Neutrinoless double-$\beta$ decay of ${}^{82}\mathrm{Se}$ in the shell model: Beyond the closure approximation

We recently proposed a method [R. A. Senkov and M. Horoi, Phys. Rev. C 88, 064312 (2013)] to calculate the standard nuclear matrix elements for neutrinoless double-$\beta$ decay ($0\nu \beta \beta$) of ${}^{48}\mathrm{Ca}$ going beyond the closure approximation. Here we extend this analysis to the important case of ${}^{82}\mathrm{Se}$, which was chosen as the base isotope for the upcoming SuperNEMO experiment.
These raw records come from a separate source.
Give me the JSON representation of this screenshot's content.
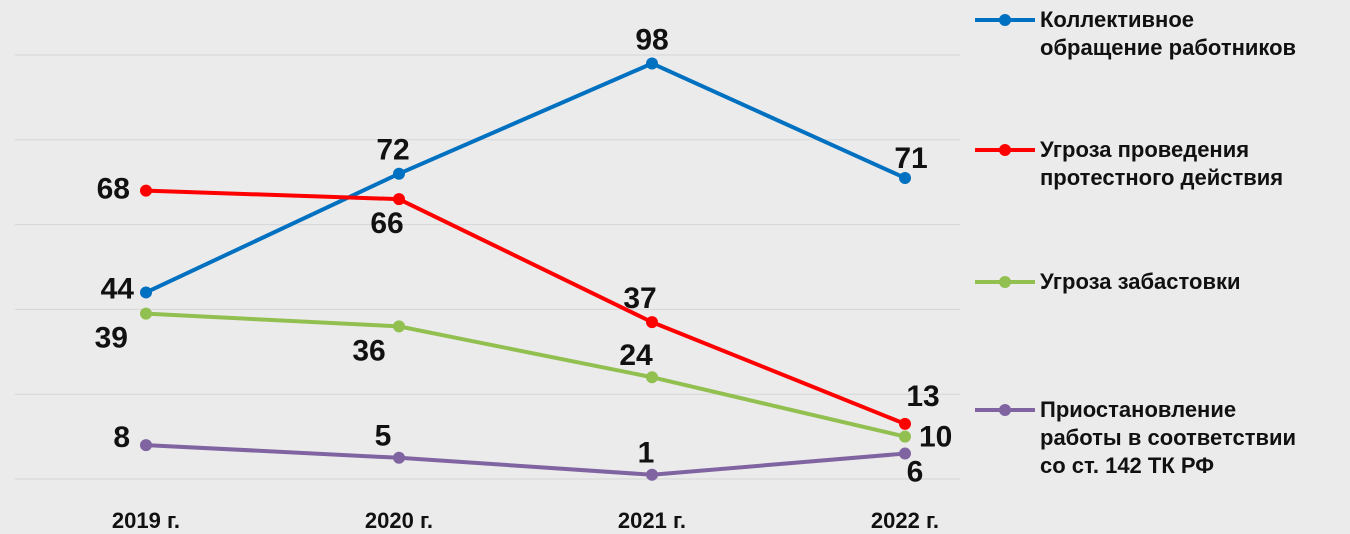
{
  "chart_data": {
    "type": "line",
    "categories": [
      "2019 г.",
      "2020 г.",
      "2021 г.",
      "2022 г."
    ],
    "series": [
      {
        "name": "Коллективное\nобращение работников",
        "color": "#0070c0",
        "values": [
          44,
          72,
          98,
          71
        ]
      },
      {
        "name": "Угроза проведения\nпротестного действия",
        "color": "#ff0000",
        "values": [
          68,
          66,
          37,
          13
        ]
      },
      {
        "name": "Угроза забастовки",
        "color": "#92c050",
        "values": [
          39,
          36,
          24,
          10
        ]
      },
      {
        "name": "Приостановление\nработы в соответствии\nсо ст. 142 ТК РФ",
        "color": "#8064a2",
        "values": [
          8,
          5,
          1,
          6
        ]
      }
    ],
    "ylim": [
      0,
      100
    ],
    "yticks": [
      0,
      20,
      40,
      60,
      80,
      100
    ],
    "grid": true,
    "legend": "right"
  }
}
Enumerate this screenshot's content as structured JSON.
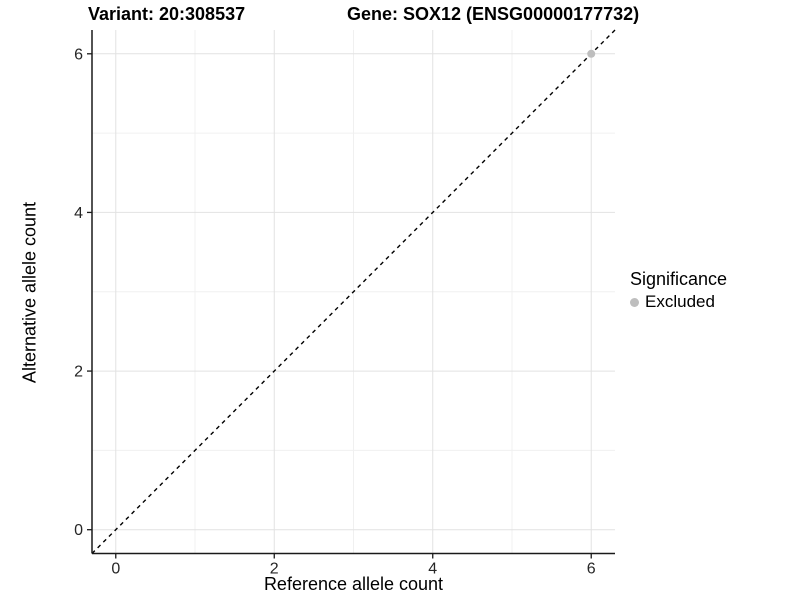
{
  "chart_data": {
    "type": "scatter",
    "title_left": "Variant: 20:308537",
    "title_right": "Gene: SOX12 (ENSG00000177732)",
    "xlabel": "Reference allele count",
    "ylabel": "Alternative allele count",
    "xlim": [
      -0.3,
      6.3
    ],
    "ylim": [
      -0.3,
      6.3
    ],
    "x_major_ticks": [
      0,
      2,
      4,
      6
    ],
    "y_major_ticks": [
      0,
      2,
      4,
      6
    ],
    "x_minor_gridlines": [
      1,
      3,
      5
    ],
    "y_minor_gridlines": [
      1,
      3,
      5
    ],
    "grid": "major+minor",
    "reference_line": {
      "type": "abline",
      "slope": 1,
      "intercept": 0,
      "style": "dashed",
      "color": "#000000"
    },
    "series": [
      {
        "name": "Excluded",
        "color": "#bebebe",
        "points": [
          {
            "x": 6,
            "y": 6
          }
        ]
      }
    ],
    "legend": {
      "title": "Significance",
      "position": "right",
      "items": [
        {
          "label": "Excluded",
          "color": "#bebebe"
        }
      ]
    }
  },
  "colors": {
    "background": "#ffffff",
    "axis_line": "#1a1a1a",
    "tick_label": "#262626",
    "grid_major": "#e2e2e2",
    "grid_minor": "#f0f0f0"
  }
}
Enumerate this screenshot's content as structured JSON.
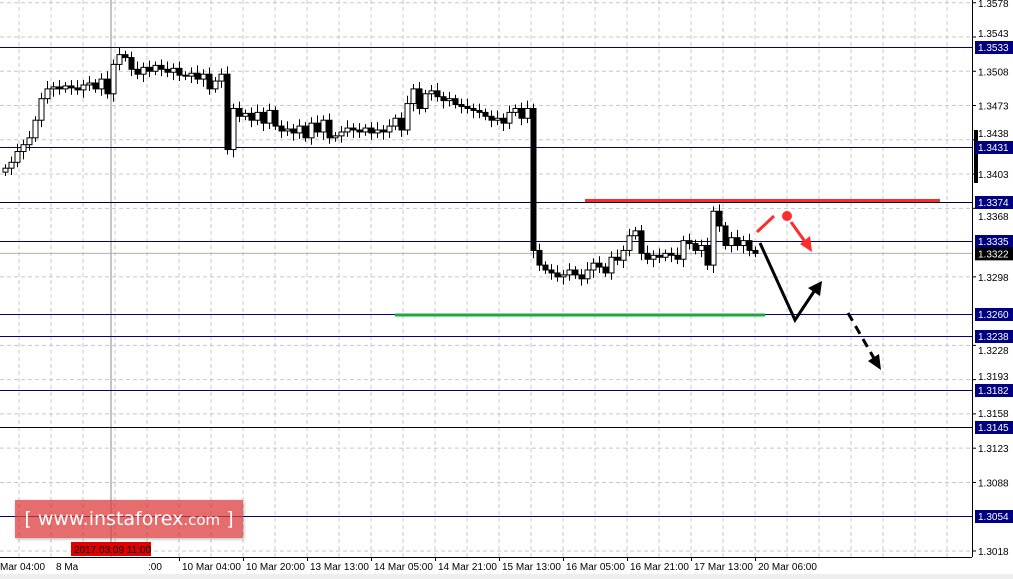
{
  "chart_data": {
    "type": "candlestick",
    "title": "",
    "ylim": [
      1.3018,
      1.3578
    ],
    "grid": true,
    "price_ticks": [
      "1.3578",
      "1.3543",
      "1.3508",
      "1.3473",
      "1.3438",
      "1.3403",
      "1.3368",
      "1.3298",
      "1.3228",
      "1.3193",
      "1.3158",
      "1.3123",
      "1.3088",
      "1.3018"
    ],
    "time_labels": [
      "Mar 04:00",
      "8 Ma",
      ":00",
      "10 Mar 04:00",
      "10 Mar 20:00",
      "13 Mar 13:00",
      "14 Mar 05:00",
      "14 Mar 21:00",
      "15 Mar 13:00",
      "16 Mar 05:00",
      "16 Mar 21:00",
      "17 Mar 13:00",
      "20 Mar 06:00"
    ],
    "crosshair_time_label": "2017.03.09 11:00",
    "close": [
      1.3409,
      1.3415,
      1.3426,
      1.3433,
      1.344,
      1.3458,
      1.348,
      1.349,
      1.3492,
      1.349,
      1.3493,
      1.3491,
      1.3489,
      1.3494,
      1.3496,
      1.349,
      1.35,
      1.3485,
      1.3515,
      1.3525,
      1.3522,
      1.351,
      1.3505,
      1.3512,
      1.3508,
      1.3514,
      1.351,
      1.3507,
      1.3511,
      1.3504,
      1.3503,
      1.3506,
      1.35,
      1.3505,
      1.349,
      1.3498,
      1.3505,
      1.3428,
      1.347,
      1.3462,
      1.3465,
      1.3458,
      1.3466,
      1.3455,
      1.3468,
      1.3452,
      1.3447,
      1.3449,
      1.3445,
      1.3452,
      1.344,
      1.3455,
      1.3446,
      1.3458,
      1.344,
      1.3442,
      1.3446,
      1.345,
      1.3448,
      1.3446,
      1.345,
      1.3445,
      1.3448,
      1.3446,
      1.3452,
      1.346,
      1.3448,
      1.3475,
      1.349,
      1.347,
      1.3485,
      1.3488,
      1.3482,
      1.3478,
      1.348,
      1.3474,
      1.3472,
      1.347,
      1.3468,
      1.3466,
      1.3462,
      1.3458,
      1.346,
      1.3455,
      1.3466,
      1.347,
      1.346,
      1.347,
      1.3325,
      1.331,
      1.3305,
      1.3302,
      1.3298,
      1.33,
      1.3305,
      1.33,
      1.3296,
      1.3305,
      1.3312,
      1.3308,
      1.3302,
      1.3318,
      1.3315,
      1.3325,
      1.334,
      1.3345,
      1.3322,
      1.3316,
      1.332,
      1.3318,
      1.3322,
      1.332,
      1.3316,
      1.3335,
      1.3332,
      1.3325,
      1.333,
      1.331,
      1.3365,
      1.335,
      1.333,
      1.3338,
      1.333,
      1.3335,
      1.3325,
      1.3322
    ],
    "levels": [
      {
        "price": "1.3533",
        "color": "#000080"
      },
      {
        "price": "1.3431",
        "color": "#000080"
      },
      {
        "price": "1.3374",
        "color": "#000033"
      },
      {
        "price": "1.3335",
        "color": "#000080"
      },
      {
        "price": "1.3260",
        "color": "#000080"
      },
      {
        "price": "1.3238",
        "color": "#000080"
      },
      {
        "price": "1.3182",
        "color": "#000080"
      },
      {
        "price": "1.3145",
        "color": "#000033"
      },
      {
        "price": "1.3054",
        "color": "#000080"
      }
    ],
    "bid": {
      "price": "1.3322",
      "color": "#000000"
    },
    "resistance": {
      "price": 1.3376,
      "color": "#ff2a2a"
    },
    "support": {
      "price": 1.3259,
      "color": "#1aab3c"
    },
    "level_label_color": "#000080",
    "crosshair_color": "#e00000"
  },
  "watermark": {
    "open": "[",
    "text": "www.instaforex",
    ".com": "",
    "suffix": ".com",
    "close": "]"
  }
}
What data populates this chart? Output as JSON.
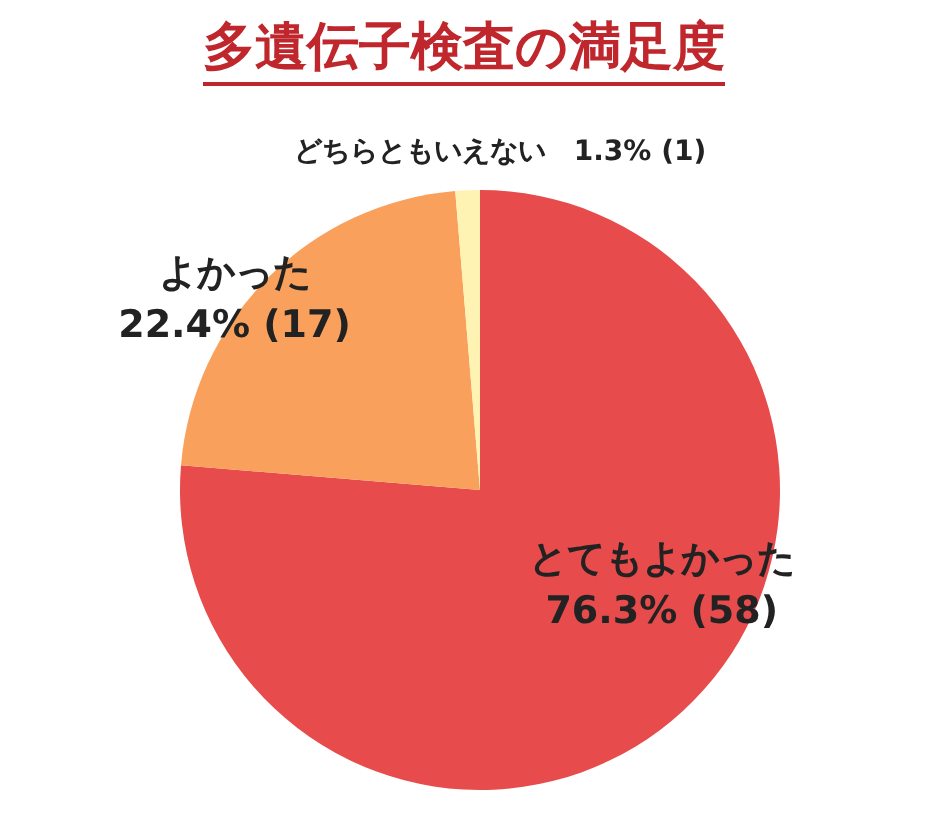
{
  "chart_data": {
    "type": "pie",
    "title": "多遺伝子検査の満足度",
    "categories": [
      "とてもよかった",
      "よかった",
      "どちらともいえない"
    ],
    "values": [
      58,
      17,
      1
    ],
    "value_labels": [
      "76.3% (58)",
      "22.4% (17)",
      "1.3% (1)"
    ],
    "colors": [
      "#e84b4b",
      "#f9a15c",
      "#fff3b3"
    ]
  }
}
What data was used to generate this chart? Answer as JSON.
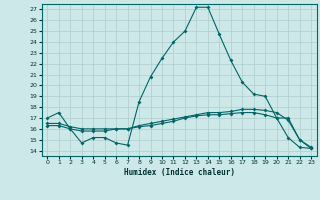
{
  "title": "",
  "xlabel": "Humidex (Indice chaleur)",
  "background_color": "#cde8e8",
  "grid_color": "#b0cccc",
  "line_color": "#006666",
  "xlim": [
    -0.5,
    23.5
  ],
  "ylim": [
    13.5,
    27.5
  ],
  "xticks": [
    0,
    1,
    2,
    3,
    4,
    5,
    6,
    7,
    8,
    9,
    10,
    11,
    12,
    13,
    14,
    15,
    16,
    17,
    18,
    19,
    20,
    21,
    22,
    23
  ],
  "yticks": [
    14,
    15,
    16,
    17,
    18,
    19,
    20,
    21,
    22,
    23,
    24,
    25,
    26,
    27
  ],
  "line1_x": [
    0,
    1,
    2,
    3,
    4,
    5,
    6,
    7,
    8,
    9,
    10,
    11,
    12,
    13,
    14,
    15,
    16,
    17,
    18,
    19,
    20,
    21,
    22,
    23
  ],
  "line1_y": [
    17.0,
    17.5,
    16.0,
    14.7,
    15.2,
    15.2,
    14.7,
    14.5,
    18.5,
    20.8,
    22.5,
    24.0,
    25.0,
    27.2,
    27.2,
    24.7,
    22.3,
    20.3,
    19.2,
    19.0,
    17.0,
    15.2,
    14.3,
    14.2
  ],
  "line2_x": [
    0,
    1,
    2,
    3,
    4,
    5,
    6,
    7,
    8,
    9,
    10,
    11,
    12,
    13,
    14,
    15,
    16,
    17,
    18,
    19,
    20,
    21,
    22,
    23
  ],
  "line2_y": [
    16.3,
    16.3,
    16.0,
    15.8,
    15.8,
    15.8,
    16.0,
    16.0,
    16.2,
    16.3,
    16.5,
    16.7,
    17.0,
    17.2,
    17.3,
    17.3,
    17.4,
    17.5,
    17.5,
    17.3,
    17.0,
    17.0,
    15.0,
    14.2
  ],
  "line3_x": [
    0,
    1,
    2,
    3,
    4,
    5,
    6,
    7,
    8,
    9,
    10,
    11,
    12,
    13,
    14,
    15,
    16,
    17,
    18,
    19,
    20,
    21,
    22,
    23
  ],
  "line3_y": [
    16.5,
    16.5,
    16.2,
    16.0,
    16.0,
    16.0,
    16.0,
    16.0,
    16.3,
    16.5,
    16.7,
    16.9,
    17.1,
    17.3,
    17.5,
    17.5,
    17.6,
    17.8,
    17.8,
    17.7,
    17.5,
    16.8,
    15.0,
    14.3
  ]
}
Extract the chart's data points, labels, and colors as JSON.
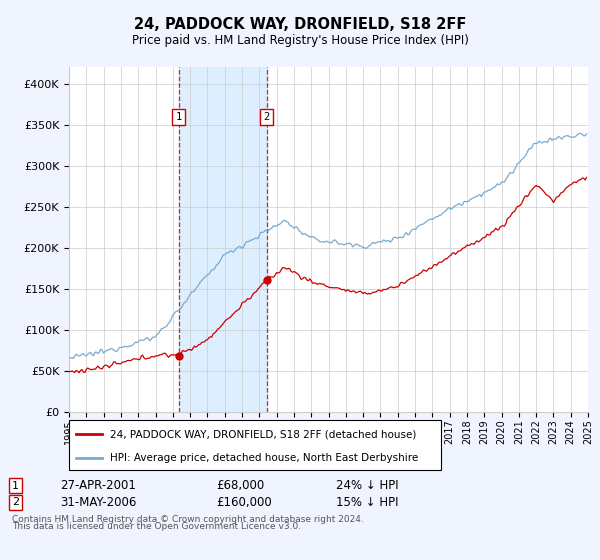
{
  "title": "24, PADDOCK WAY, DRONFIELD, S18 2FF",
  "subtitle": "Price paid vs. HM Land Registry's House Price Index (HPI)",
  "legend_line1": "24, PADDOCK WAY, DRONFIELD, S18 2FF (detached house)",
  "legend_line2": "HPI: Average price, detached house, North East Derbyshire",
  "transaction1_label": "1",
  "transaction1_date": "27-APR-2001",
  "transaction1_price": 68000,
  "transaction1_price_str": "£68,000",
  "transaction1_note": "24% ↓ HPI",
  "transaction2_label": "2",
  "transaction2_date": "31-MAY-2006",
  "transaction2_price": 160000,
  "transaction2_price_str": "£160,000",
  "transaction2_note": "15% ↓ HPI",
  "footer_line1": "Contains HM Land Registry data © Crown copyright and database right 2024.",
  "footer_line2": "This data is licensed under the Open Government Licence v3.0.",
  "red_color": "#cc0000",
  "blue_color": "#7aabcf",
  "bg_color": "#f0f4ff",
  "plot_bg": "#ffffff",
  "shaded_region_color": "#ddeeff",
  "grid_color": "#cccccc",
  "ylim": [
    0,
    420000
  ],
  "ytick_values": [
    0,
    50000,
    100000,
    150000,
    200000,
    250000,
    300000,
    350000,
    400000
  ],
  "ytick_labels": [
    "£0",
    "£50K",
    "£100K",
    "£150K",
    "£200K",
    "£250K",
    "£300K",
    "£350K",
    "£400K"
  ],
  "start_year": 1995,
  "end_year": 2025,
  "t1_year": 2001.33,
  "t2_year": 2006.42
}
We demonstrate that by using a mixed method that considers information from closure and nonclosure approaches, one can get excellent convergence properties for the nuclear matrix elements, which allows one to avoid unmanageable computational costs. We show that in contrast with the closure approximation the mixed approach has a very weak dependence on the average closure energy. The matrix elements for the heavy neutrino-exchange mechanism that could contribute to the $0\nu \beta \beta$ decay of ${}^{82}\mathrm{Se}$ are also presented.

Figure 1

$J_{\kappa }$ decomposition: contributions of the intermediate states $|\kappa \rangle$ with certain spin and parity $J^{\pi }$ to the running nonclosure Gamow-Teller (solid colors) and Fermi (dashed colors) matrix elements for the $0\nu \beta \beta$ decay of ${}^{82}\mathrm{Se}$ (light neutrino exchange). Solid black and dashed white bars correspond to the positive-parity states, while solid gray and shaded black bars represent the states with negative parity. CD-Bonn SRC parametrization was used.

Figure 2

$I$ decomposition: contributions to the running nonclosure Gamow-Teller and Fermi matrix elements for the $0\nu \beta \beta$ decay of ${}^{82}\mathrm{Se}$ (light neutrino exchange) from the configurations when two initial neutrons $|24\rangle$ (and two final protons $|13\rangle$) have certain total spin $I$, $\langle 13,I\left|{\mathcal{O}}^{\alpha }\right|24,I\rangle$. The grayscale pattern and the SRC parametrization scheme are the same as in Fig. 1.

Figure 3

Convergence of NME for the $0\nu \beta \beta$ decay of ${}^{82}\mathrm{Se}$ (light neutrino exchange) calculated within different approximations: mixed (solid curve), running nonclosure (dashed curve), pure closure (dotted curve, does not depend on $N$), and running closure (dash-dotted curve). All calculations were done with CD-Bonn SRC and $\langle E\rangle =10$ MeV.

Figure 4

Dependence of mixed NME (light neutrino exchange) on the cutoff parameter $N$ calculated for different average closure energies $\langle E\rangle$. The main panel: $\langle E\rangle =1$ MeV (solid curve), $\langle E\rangle =3.4$ MeV (dash-dotted curve), $\langle E\rangle =7$ MeV (dashed curve), and $\langle E\rangle =1$ MeV (dotted curve). The insert shows the uncertainty in the value of mixed NME corresponding to the shaded area from the main panel.

Figure 5

Dependence of mixed and pure closure total NME for the $0\nu \beta \beta$ decay of ${}^{82}\mathrm{Se}$ (light neutrino exchange) on the average closure energy $\langle E\rangle$. Matrix elements presented as: mixed with CD-Bonn SRC (solid curve), closure with CD-Bonn SRC (dash-dotted), mixed with AV18 SRC (dashed curve), and closure with AV18 (dotted curve).

Figure 6

$J_{\kappa }$ decomposition: contributions of the intermediate states $|\kappa \rangle$ with certain spin and parity $J^{\pi }$ to the Gamow-Teller (solid colors) and Fermi (dashed colors) matrix elements for the $0\nu \beta \beta$ decay of ${}^{82}\mathrm{Se}$ (heavy neutrino exchange). Solid black and dashed white bars correspond to the positive-parity states, while solid gray and dashed black bars represent the states with negative parity. All calculations were done with CD-Bonn SRC.